I reported that memorable tasting session to Jonathan whose ethical physical appearance and pallid features seemed to prove that, thanks to his conscientiousness, he used to carry out sustained tastings of what he was trying to sell.

Shortly after that time, the distillery was sold to new owners who were suspected to be big shareholders of Unilever, and a cargo boat full of extreme cleaning agent was sent over, to be followed close behind by a few containers full of steel wool, sweepers, floor cloths, anti-cats stuff, valerian weed-killer and geranium lifters. Those expeditions were to be followed by a massive hiring of workers to rehabilitate the site. One was looking for Mr. Clean like types, strong and vigorous, and they were provided with clothes pegs so that a likely carnage wouldn’t happen.

A white-collar master distiller made his appearance afterwards and tried to make these refurbished fittings produce an output that would be drinkable if not gastronomic.

The man made it a point of honour to do all that and, next time I went to Scotland, I was invited to taste the first drams of the ‘new spirit’, which hadn’t prevented some to try to make me buy old stocks beforehand whilst trying to make me believe it was already the new one.

Luckily, there was a robust pot plant in a corner of the room, which stood in for me discretely at that occasion and could take things nice and easy whilst tasting the infernal potion the previous owners used to commit. Sometimes inferior forms of the living world bear easier what humans can hardly ingest without damages. By the way, all what I was asking my leafy hostage was not to pass out before I could leave the room at the end of the tasting session.

I have to say some of that helpful being’s yellowing leaves made me think it had already assisted other tasters during the same kind of arduous task but it seemed that it had managed to recover and that it could more or less stand that virulent poison. Besides, it was obviously its main function in a room where it must have been bored with tears.

My host, who was most busy preparing the samples to follow, used to turn his eyes towards them quite frequently, which allowed me to appeal to my assistant as much as I wanted, or let’s say he was doing all what was possible to allow me to do it without he could notice. Fair but I was dreading the last sample because my host wouldn’t have the opportunity not to notice my behaviour anymore…

Fortunately, that one happened to be the ‘new spirit’. It was silky, certainly light but had notes of that inimitable smell of the peaty swamps that occupy a part of the Island of Mull where Tobermory Distillery is located. One explained to me that that was normal, as the water they used to produce that whisky was coming from those peat bogs. Unusual but neither dirty nor unpleasant. A hint of sugar was making the whole even better and rather unctuous – it was probably from a fresh bourbon barrel. That new product appeared to me to be interesting enough to be proposed to our clientele.
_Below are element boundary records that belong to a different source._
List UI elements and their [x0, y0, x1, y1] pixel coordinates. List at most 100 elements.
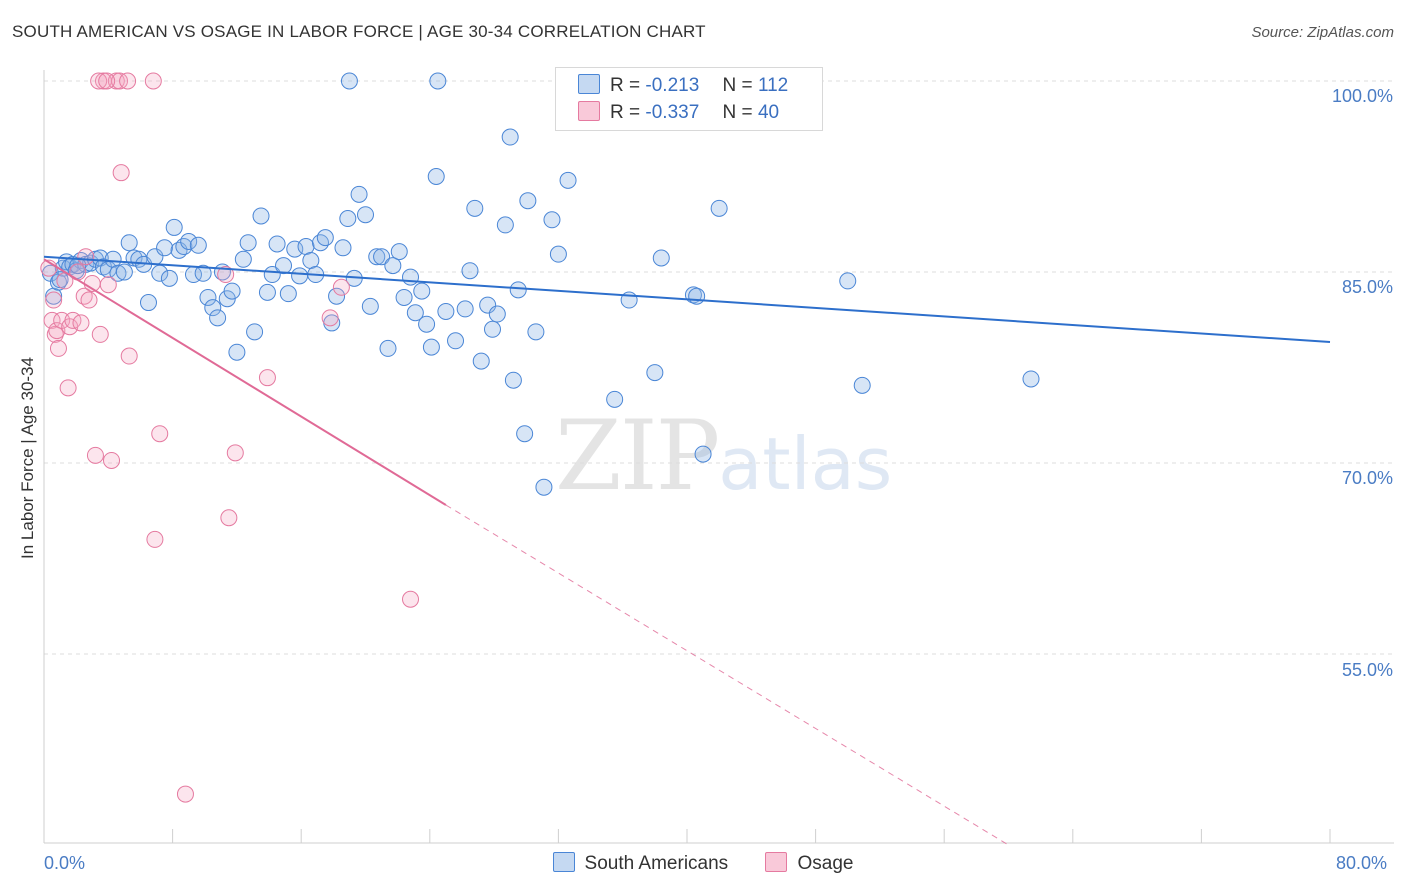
- south-american-point: [234, 250, 252, 268]
- osage-point: [112, 164, 130, 182]
- south-american-point: [339, 210, 357, 228]
- osage-point: [119, 72, 137, 90]
- south-american-point: [160, 269, 178, 287]
- osage-point: [72, 314, 90, 332]
- south-american-point: [390, 243, 408, 261]
- south-american-point: [279, 285, 297, 303]
- south-american-point: [406, 304, 424, 322]
- south-american-point: [223, 282, 241, 300]
- osage-trendline-extension: [445, 504, 1009, 846]
- south-american-point: [1022, 370, 1040, 388]
- south-american-point: [115, 263, 133, 281]
- osage-point: [91, 325, 109, 343]
- legend-item-south-americans[interactable]: South Americans: [552, 852, 729, 875]
- osage-point: [99, 276, 117, 294]
- south-american-point: [239, 234, 257, 252]
- osage-point: [49, 339, 67, 357]
- south-american-point: [606, 390, 624, 408]
- south-american-point: [361, 297, 379, 315]
- south-american-point: [291, 267, 309, 285]
- south-american-point: [258, 283, 276, 301]
- south-american-point: [368, 248, 386, 266]
- osage-point: [80, 291, 98, 309]
- legend-label-osage: Osage: [797, 853, 854, 874]
- south-american-point: [316, 229, 334, 247]
- legend-swatch-pink: [765, 852, 788, 872]
- south-american-point: [427, 168, 445, 185]
- south-american-point: [479, 296, 497, 314]
- south-american-point: [646, 364, 664, 382]
- osage-point: [321, 309, 339, 327]
- south-american-point: [402, 268, 420, 286]
- south-american-point: [268, 235, 286, 253]
- osage-point: [43, 311, 61, 329]
- south-american-point: [437, 302, 455, 320]
- south-american-point: [311, 234, 329, 252]
- legend-label-south-americans: South Americans: [584, 853, 729, 874]
- osage-point: [86, 446, 104, 464]
- south-american-point: [373, 248, 391, 266]
- south-american-point: [466, 199, 484, 217]
- south-american-point: [350, 185, 368, 203]
- south-american-point: [472, 352, 490, 370]
- legend-item-osage[interactable]: Osage: [765, 852, 853, 875]
- watermark-zip: ZIP: [555, 400, 720, 512]
- legend-row-osage: R = -0.337 N = 40: [578, 101, 779, 127]
- south-american-point: [379, 339, 397, 357]
- x-tick-label-min: 0.0%: [44, 853, 86, 873]
- south-american-point: [456, 300, 474, 318]
- south-american-point: [189, 236, 207, 254]
- legend-n-value-1: 112: [757, 75, 789, 96]
- y-tick-label-85: 85.0%: [1341, 277, 1393, 297]
- south-american-point: [328, 287, 346, 305]
- south-american-point: [340, 72, 358, 90]
- south-american-point: [180, 232, 198, 250]
- y-tick-label-100: 100.0%: [1331, 86, 1393, 106]
- osage-point: [144, 72, 162, 90]
- south-american-point: [543, 211, 561, 229]
- south-american-point: [109, 264, 127, 282]
- south-american-point: [199, 288, 217, 306]
- south-american-point: [120, 234, 138, 252]
- x-tick-label-max: 80.0%: [1336, 853, 1388, 873]
- south-american-point: [694, 445, 712, 463]
- osage-point: [220, 509, 238, 527]
- series-legend: South Americans Osage: [0, 852, 1406, 875]
- legend-n-label: N =: [722, 102, 753, 123]
- osage-point: [217, 266, 235, 284]
- watermark: ZIPatlas: [555, 400, 892, 512]
- legend-r-label: R =: [610, 75, 641, 96]
- south-american-point: [501, 128, 519, 146]
- south-american-point: [384, 257, 402, 275]
- legend-r-value-1: -0.213: [645, 75, 700, 96]
- osage-point: [402, 590, 420, 608]
- y-tick-label-55: 55.0%: [1341, 660, 1393, 680]
- osage-point: [45, 291, 63, 309]
- watermark-atlas: atlas: [718, 422, 893, 506]
- osage-point: [120, 347, 138, 365]
- south-american-point: [275, 257, 293, 275]
- south-american-point: [839, 272, 857, 290]
- south-american-point: [504, 371, 522, 389]
- south-american-point: [519, 192, 537, 210]
- south-american-point: [509, 281, 527, 299]
- osage-point: [48, 322, 66, 340]
- south-american-point: [483, 320, 501, 338]
- south-american-point: [357, 206, 374, 224]
- south-american-point: [447, 332, 465, 350]
- legend-swatch-pink: [578, 101, 600, 121]
- osage-point: [226, 444, 244, 462]
- south-american-point: [175, 238, 193, 256]
- south-american-point: [286, 240, 304, 258]
- legend-swatch-blue: [578, 74, 600, 94]
- chart-source: Source: ZipAtlas.com: [1251, 24, 1394, 41]
- south-american-point: [652, 249, 670, 267]
- south-american-point: [165, 218, 183, 236]
- south-american-point: [853, 376, 871, 394]
- y-axis-label: In Labor Force | Age 30-34: [18, 357, 37, 559]
- south-american-point: [516, 425, 534, 443]
- south-american-point: [559, 171, 577, 189]
- osage-trendline: [43, 258, 447, 506]
- south-american-point: [461, 262, 479, 280]
- south-american-point: [246, 323, 264, 341]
I asked the person I was liaising with to bottle it as soon as law permits (right after the mandatory 3 years) while telling him I didn’t want it to be called Tobermory, so that the unfortunate former consumers of that product wouldn’t run away, provided there was still a few alive.
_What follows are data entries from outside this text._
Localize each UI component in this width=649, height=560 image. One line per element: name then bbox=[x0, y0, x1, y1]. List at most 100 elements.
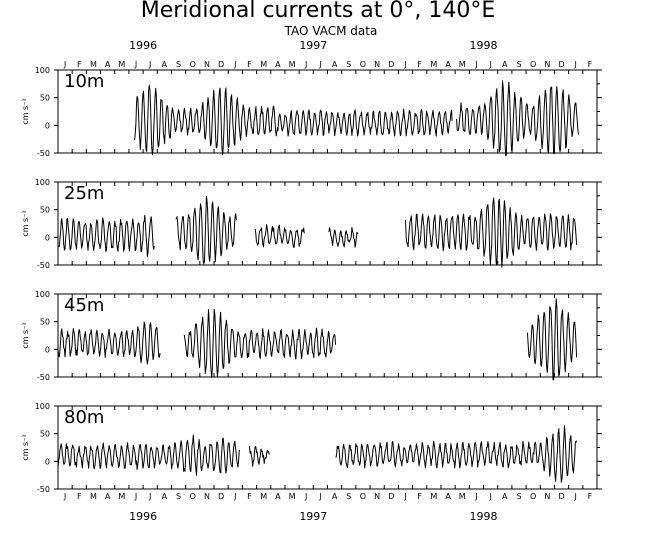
month-label: N bbox=[204, 60, 210, 69]
month-label: J bbox=[574, 60, 577, 69]
month-label: D bbox=[558, 492, 564, 501]
depth-label: 25m bbox=[64, 183, 104, 204]
y-axis-label: cm s⁻¹ bbox=[21, 322, 30, 348]
series-segment-25m-3 bbox=[328, 226, 359, 248]
top-year-label: 1998 bbox=[470, 39, 498, 52]
month-label: A bbox=[162, 60, 168, 69]
month-label: M bbox=[430, 60, 437, 69]
y-tick-label: 0 bbox=[45, 121, 50, 130]
y-tick-label: 0 bbox=[45, 233, 50, 242]
month-label: S bbox=[516, 60, 521, 69]
month-label: D bbox=[218, 492, 224, 501]
month-label: J bbox=[304, 492, 307, 501]
month-label: M bbox=[118, 60, 125, 69]
series-segment-45m-1 bbox=[183, 308, 336, 378]
y-tick-label: -50 bbox=[37, 485, 50, 494]
month-label: D bbox=[388, 492, 394, 501]
y-tick-label: 50 bbox=[40, 94, 50, 103]
y-tick-label: 100 bbox=[35, 290, 50, 299]
month-label: D bbox=[388, 60, 394, 69]
y-tick-label: 100 bbox=[35, 402, 50, 411]
top-year-label: 1997 bbox=[299, 39, 327, 52]
month-label: J bbox=[474, 492, 477, 501]
series-segment-10m-2 bbox=[456, 80, 579, 157]
y-tick-label: -50 bbox=[37, 373, 50, 382]
depth-label: 10m bbox=[64, 71, 104, 92]
month-label: F bbox=[77, 60, 82, 69]
month-label: O bbox=[360, 492, 366, 501]
month-label: O bbox=[360, 60, 366, 69]
y-axis-label: cm s⁻¹ bbox=[21, 98, 30, 124]
month-label: J bbox=[403, 60, 406, 69]
month-label: M bbox=[90, 60, 97, 69]
series-segment-80m-2 bbox=[335, 425, 578, 483]
month-label: M bbox=[289, 492, 296, 501]
month-label: M bbox=[430, 492, 437, 501]
month-label: F bbox=[247, 492, 252, 501]
month-label: A bbox=[445, 492, 451, 501]
y-tick-label: -50 bbox=[37, 149, 50, 158]
depth-label: 80m bbox=[64, 407, 104, 428]
series-segment-80m-1 bbox=[249, 446, 270, 467]
top-year-label: 1996 bbox=[129, 39, 157, 52]
month-label: J bbox=[488, 60, 491, 69]
month-label: A bbox=[445, 60, 451, 69]
y-axis-label: cm s⁻¹ bbox=[21, 434, 30, 460]
month-label: J bbox=[304, 60, 307, 69]
month-label: A bbox=[105, 492, 111, 501]
month-label: M bbox=[459, 492, 466, 501]
month-label: F bbox=[588, 492, 593, 501]
y-tick-label: 100 bbox=[35, 178, 50, 187]
y-tick-label: 50 bbox=[40, 206, 50, 215]
month-label: A bbox=[502, 492, 508, 501]
month-label: J bbox=[134, 60, 137, 69]
month-label: A bbox=[275, 60, 281, 69]
y-tick-label: -50 bbox=[37, 261, 50, 270]
y-tick-label: 0 bbox=[45, 345, 50, 354]
month-label: F bbox=[588, 60, 593, 69]
month-label: O bbox=[530, 492, 536, 501]
chart-title: Meridional currents at 0°, 140°E bbox=[141, 0, 496, 23]
chart-subtitle: TAO VACM data bbox=[284, 24, 378, 38]
series-segment-25m-0 bbox=[57, 214, 155, 257]
month-label: O bbox=[530, 60, 536, 69]
month-label: N bbox=[544, 492, 550, 501]
month-label: A bbox=[332, 60, 338, 69]
month-label: M bbox=[118, 492, 125, 501]
month-label: J bbox=[148, 60, 151, 69]
month-label: F bbox=[77, 492, 82, 501]
top-year-labels: 1996 1997 1998 bbox=[129, 39, 497, 52]
series-segment-80m-0 bbox=[57, 434, 240, 476]
depth-label: 45m bbox=[64, 295, 104, 316]
y-tick-label: 50 bbox=[40, 430, 50, 439]
month-label: A bbox=[502, 60, 508, 69]
month-label: F bbox=[247, 60, 252, 69]
month-label: J bbox=[148, 492, 151, 501]
month-label: J bbox=[233, 492, 236, 501]
month-label: S bbox=[176, 60, 181, 69]
series-segment-25m-1 bbox=[175, 196, 237, 265]
month-label: M bbox=[260, 60, 267, 69]
month-label: M bbox=[260, 492, 267, 501]
series-segment-45m-0 bbox=[57, 321, 161, 365]
month-label: D bbox=[218, 60, 224, 69]
month-label: A bbox=[105, 60, 111, 69]
month-label: D bbox=[558, 60, 564, 69]
month-label: J bbox=[134, 492, 137, 501]
series-segment-45m-2 bbox=[527, 298, 578, 381]
month-label: J bbox=[318, 60, 321, 69]
month-label: J bbox=[318, 492, 321, 501]
chart-panels: J F M A M J J A S O N D J F M A M J J A S O N D J F M A M J J A S O N D J F10… bbox=[21, 60, 602, 501]
month-label: S bbox=[346, 60, 351, 69]
bottom-year-label: 1997 bbox=[299, 510, 327, 523]
month-label: N bbox=[374, 492, 380, 501]
month-label: J bbox=[488, 492, 491, 501]
month-label: S bbox=[176, 492, 181, 501]
month-label: A bbox=[332, 492, 338, 501]
month-label: M bbox=[289, 60, 296, 69]
series-segment-25m-2 bbox=[254, 224, 305, 248]
month-label: N bbox=[374, 60, 380, 69]
bottom-year-label: 1996 bbox=[129, 510, 157, 523]
month-label: F bbox=[417, 492, 422, 501]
He asked me for a name and, as I wanted to remain honest, I proposed him ‘Ledaig’, as Jonathan had told me about very old batches from the distillery, which he used to sell under that name. I was proposed to register the brand name myself but I refused because I didn’t want to appropriate what obviously didn’t belong to us. So the new owner, his legitimate proprietor, registered the Ledaig brand name.

The distillery changed hands again since that time and Tobermory probably became a good quality malt. In any case, I never heard anybody speaking badly of it but didn’t have the opportunity to taste it since these memorable events.

That was the story of the current Ledaig.